Arminio, in un articolo del 2020, rivendica la legittimità della propria poetica: «Non capisco perché di fronte a una mutazione inaudita in atto nel mondo la letteratura debba rimanere tale e quale. Un mondo che si è fatto velocissimo richiede una letteratura semplice e breve, diretta e limpida. Questo non significa che si passa dall’espressione alla comunicazione, non significa che il chiarore faccia perdere intensità e complessità. Semplicemente bisogna prendere atto che oggi nessuno ha tempo da perdere con la letteratura che non sa consolare, non sa orientare. Le persone non leggono, ma se leggono vogliono essere consolate e orientate».

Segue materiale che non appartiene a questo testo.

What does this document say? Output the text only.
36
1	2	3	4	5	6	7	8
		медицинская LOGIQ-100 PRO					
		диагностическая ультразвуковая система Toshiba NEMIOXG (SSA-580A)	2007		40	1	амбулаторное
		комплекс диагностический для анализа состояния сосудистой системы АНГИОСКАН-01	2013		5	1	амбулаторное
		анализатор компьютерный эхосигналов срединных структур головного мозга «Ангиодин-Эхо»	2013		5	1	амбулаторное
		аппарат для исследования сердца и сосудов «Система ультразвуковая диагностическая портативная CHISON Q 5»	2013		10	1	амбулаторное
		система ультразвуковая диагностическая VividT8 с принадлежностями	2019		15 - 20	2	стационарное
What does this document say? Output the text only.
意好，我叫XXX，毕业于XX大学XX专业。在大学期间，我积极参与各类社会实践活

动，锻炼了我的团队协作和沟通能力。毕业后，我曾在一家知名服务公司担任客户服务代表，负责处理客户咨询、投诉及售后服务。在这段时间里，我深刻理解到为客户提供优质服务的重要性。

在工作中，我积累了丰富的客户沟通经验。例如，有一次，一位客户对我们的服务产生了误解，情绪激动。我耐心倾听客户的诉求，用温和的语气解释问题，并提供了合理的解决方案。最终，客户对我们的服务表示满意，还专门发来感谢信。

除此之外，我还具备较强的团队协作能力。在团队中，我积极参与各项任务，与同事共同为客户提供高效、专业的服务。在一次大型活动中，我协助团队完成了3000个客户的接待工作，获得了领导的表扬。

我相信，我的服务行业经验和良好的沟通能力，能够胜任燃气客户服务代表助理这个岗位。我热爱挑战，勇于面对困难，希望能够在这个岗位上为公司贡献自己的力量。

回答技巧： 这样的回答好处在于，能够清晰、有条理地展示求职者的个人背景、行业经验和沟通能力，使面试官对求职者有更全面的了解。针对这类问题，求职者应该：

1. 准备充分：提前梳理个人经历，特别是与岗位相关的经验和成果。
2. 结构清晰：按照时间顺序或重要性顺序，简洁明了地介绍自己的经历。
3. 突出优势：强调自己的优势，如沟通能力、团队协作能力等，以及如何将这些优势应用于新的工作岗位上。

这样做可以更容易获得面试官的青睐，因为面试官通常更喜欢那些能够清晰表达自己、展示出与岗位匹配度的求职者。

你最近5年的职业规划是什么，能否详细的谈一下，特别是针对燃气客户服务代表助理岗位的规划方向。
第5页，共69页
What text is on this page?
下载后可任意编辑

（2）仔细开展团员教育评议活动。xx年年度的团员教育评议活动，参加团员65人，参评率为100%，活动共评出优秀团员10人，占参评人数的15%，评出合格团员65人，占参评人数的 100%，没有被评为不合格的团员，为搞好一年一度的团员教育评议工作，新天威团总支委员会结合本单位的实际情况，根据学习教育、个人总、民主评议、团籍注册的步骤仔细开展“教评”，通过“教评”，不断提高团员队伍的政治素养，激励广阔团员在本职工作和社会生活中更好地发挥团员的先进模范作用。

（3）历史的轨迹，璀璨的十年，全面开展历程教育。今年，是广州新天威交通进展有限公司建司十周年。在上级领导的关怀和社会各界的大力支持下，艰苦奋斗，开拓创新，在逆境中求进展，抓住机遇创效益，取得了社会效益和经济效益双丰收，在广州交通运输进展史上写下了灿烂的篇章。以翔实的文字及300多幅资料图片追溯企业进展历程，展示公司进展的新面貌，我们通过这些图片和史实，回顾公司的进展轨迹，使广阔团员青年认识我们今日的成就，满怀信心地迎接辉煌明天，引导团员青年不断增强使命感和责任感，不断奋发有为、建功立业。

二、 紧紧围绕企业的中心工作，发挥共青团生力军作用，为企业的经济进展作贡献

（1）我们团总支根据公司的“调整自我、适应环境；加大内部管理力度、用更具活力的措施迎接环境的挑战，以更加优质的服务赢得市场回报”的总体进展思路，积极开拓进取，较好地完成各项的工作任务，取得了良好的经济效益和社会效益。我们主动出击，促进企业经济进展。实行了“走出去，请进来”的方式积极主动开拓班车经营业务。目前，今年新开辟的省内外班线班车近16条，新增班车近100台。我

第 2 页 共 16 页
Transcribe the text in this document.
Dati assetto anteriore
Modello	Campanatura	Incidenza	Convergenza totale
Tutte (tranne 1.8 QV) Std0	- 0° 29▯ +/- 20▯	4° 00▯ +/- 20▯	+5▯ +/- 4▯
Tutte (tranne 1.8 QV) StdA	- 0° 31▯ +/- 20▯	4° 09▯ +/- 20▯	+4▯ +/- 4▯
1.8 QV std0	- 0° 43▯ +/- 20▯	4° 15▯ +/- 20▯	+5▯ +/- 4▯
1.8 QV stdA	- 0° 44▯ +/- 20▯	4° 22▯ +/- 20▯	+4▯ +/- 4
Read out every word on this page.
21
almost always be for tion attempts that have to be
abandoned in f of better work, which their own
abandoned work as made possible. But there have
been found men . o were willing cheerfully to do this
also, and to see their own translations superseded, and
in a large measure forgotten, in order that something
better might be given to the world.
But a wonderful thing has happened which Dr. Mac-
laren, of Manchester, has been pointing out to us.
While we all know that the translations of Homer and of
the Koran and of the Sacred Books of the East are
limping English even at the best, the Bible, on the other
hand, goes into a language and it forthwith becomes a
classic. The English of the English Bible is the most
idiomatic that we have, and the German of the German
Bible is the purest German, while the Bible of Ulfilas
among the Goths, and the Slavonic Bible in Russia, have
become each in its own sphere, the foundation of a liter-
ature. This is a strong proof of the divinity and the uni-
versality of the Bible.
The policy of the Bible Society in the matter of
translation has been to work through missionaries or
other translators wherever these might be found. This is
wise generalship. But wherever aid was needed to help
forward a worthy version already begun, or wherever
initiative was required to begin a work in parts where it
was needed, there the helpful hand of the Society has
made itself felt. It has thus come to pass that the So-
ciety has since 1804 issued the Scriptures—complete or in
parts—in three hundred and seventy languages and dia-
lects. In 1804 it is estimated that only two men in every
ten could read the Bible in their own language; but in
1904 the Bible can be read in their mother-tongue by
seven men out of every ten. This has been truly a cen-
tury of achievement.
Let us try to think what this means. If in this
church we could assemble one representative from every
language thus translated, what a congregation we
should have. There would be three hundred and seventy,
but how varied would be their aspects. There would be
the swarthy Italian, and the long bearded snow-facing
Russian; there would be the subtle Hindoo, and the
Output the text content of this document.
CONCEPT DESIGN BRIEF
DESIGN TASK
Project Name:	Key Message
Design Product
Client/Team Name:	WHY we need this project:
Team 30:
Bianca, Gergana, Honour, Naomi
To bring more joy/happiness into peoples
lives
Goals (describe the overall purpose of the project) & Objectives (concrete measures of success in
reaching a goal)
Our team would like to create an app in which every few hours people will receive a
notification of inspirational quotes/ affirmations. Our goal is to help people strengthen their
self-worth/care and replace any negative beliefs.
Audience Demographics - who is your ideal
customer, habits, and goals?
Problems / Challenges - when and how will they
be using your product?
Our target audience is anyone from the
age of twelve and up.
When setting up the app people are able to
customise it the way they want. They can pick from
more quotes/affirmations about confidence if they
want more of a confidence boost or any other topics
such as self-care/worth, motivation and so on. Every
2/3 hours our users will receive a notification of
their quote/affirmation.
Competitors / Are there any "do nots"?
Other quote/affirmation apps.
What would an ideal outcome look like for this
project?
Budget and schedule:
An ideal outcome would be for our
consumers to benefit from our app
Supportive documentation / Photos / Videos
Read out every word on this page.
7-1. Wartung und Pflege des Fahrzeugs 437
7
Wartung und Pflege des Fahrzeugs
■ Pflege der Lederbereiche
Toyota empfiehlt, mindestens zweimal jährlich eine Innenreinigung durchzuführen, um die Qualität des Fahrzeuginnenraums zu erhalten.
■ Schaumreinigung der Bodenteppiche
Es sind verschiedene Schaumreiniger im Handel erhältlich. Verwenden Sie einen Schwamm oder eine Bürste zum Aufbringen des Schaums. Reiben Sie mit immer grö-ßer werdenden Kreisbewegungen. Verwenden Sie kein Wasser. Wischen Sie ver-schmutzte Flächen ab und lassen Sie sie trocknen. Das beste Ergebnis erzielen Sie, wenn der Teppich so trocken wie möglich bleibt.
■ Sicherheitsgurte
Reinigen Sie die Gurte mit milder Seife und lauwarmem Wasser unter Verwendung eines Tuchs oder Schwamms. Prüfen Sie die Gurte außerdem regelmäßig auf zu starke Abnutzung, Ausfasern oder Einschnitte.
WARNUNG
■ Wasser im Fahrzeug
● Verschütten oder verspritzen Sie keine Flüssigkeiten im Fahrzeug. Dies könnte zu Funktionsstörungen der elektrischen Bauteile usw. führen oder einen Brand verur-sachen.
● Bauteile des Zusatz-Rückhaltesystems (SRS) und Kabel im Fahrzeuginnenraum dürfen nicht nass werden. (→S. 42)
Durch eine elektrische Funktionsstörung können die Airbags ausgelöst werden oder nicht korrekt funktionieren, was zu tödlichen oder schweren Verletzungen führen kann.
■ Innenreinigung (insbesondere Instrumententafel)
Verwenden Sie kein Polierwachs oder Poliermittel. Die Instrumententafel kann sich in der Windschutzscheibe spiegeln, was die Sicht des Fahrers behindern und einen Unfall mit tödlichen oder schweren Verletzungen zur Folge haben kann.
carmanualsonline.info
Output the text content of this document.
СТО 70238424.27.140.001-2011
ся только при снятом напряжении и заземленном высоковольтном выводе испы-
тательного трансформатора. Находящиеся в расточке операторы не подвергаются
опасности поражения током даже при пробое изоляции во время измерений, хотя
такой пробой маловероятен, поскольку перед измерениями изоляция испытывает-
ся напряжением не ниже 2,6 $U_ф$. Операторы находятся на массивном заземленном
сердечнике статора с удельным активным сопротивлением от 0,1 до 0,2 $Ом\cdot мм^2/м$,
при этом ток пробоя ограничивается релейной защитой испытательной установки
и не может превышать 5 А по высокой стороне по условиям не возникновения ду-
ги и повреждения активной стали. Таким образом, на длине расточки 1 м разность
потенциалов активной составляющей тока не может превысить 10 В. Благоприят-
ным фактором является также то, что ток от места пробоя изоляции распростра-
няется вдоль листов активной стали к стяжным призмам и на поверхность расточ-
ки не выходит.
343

Ancora: «La letteratura che si ritiene seria e complessa e colta spesso è semplicemente una letteratura arrogante che odia i lettori per il fatto che hanno uno sguardo sulle cose che gli scrittori non hanno. Gli scrittori che cercano la brevità e la semplicità non sono dei venduti al gusto dei lettori, non sono quelli che mettono acqua nel vino, sono gli scrittori che ancora provano a fare miracoli e qualche volta li fanno». Queste ultime parole hanno qualcosa di vero. Solo che tendere la mano al lettore non significa trattarlo come uno scemo. Le poesie di Arminio non hanno niente di semplice o di genuino o di autentico, o addirittura di denso, come dice nel prosieguo dell’articolo, offrono semplicemente una visione del mondo semplicista e consolatoria, manichea e reazionaria. L’essere umano per Arminio non è scisso, può ancora contare su una solida Stimmung, su un accordo con il mondo e le cose. Leopardi e il Novecento sono un ricordo lontano. Ora è tempo di resistere alla barbarie del presente («non mi pare sopportabile/ che la modernità sia diventata/ la fossa comune dell’economia,/ il cielo rifiuto alla morte, a Dio,/ alla poesia») e di postare magnolie e cascine diroccate su Instagram, di andare il weekend a fare arrampicata. Nel sistema valoriale di Arminio non è consentita alcuna incertezza, alcuno scarto da una partecipata gioia di vivere, alcun comportamento deviante rispetto all’adesione a se stessi e al mondo.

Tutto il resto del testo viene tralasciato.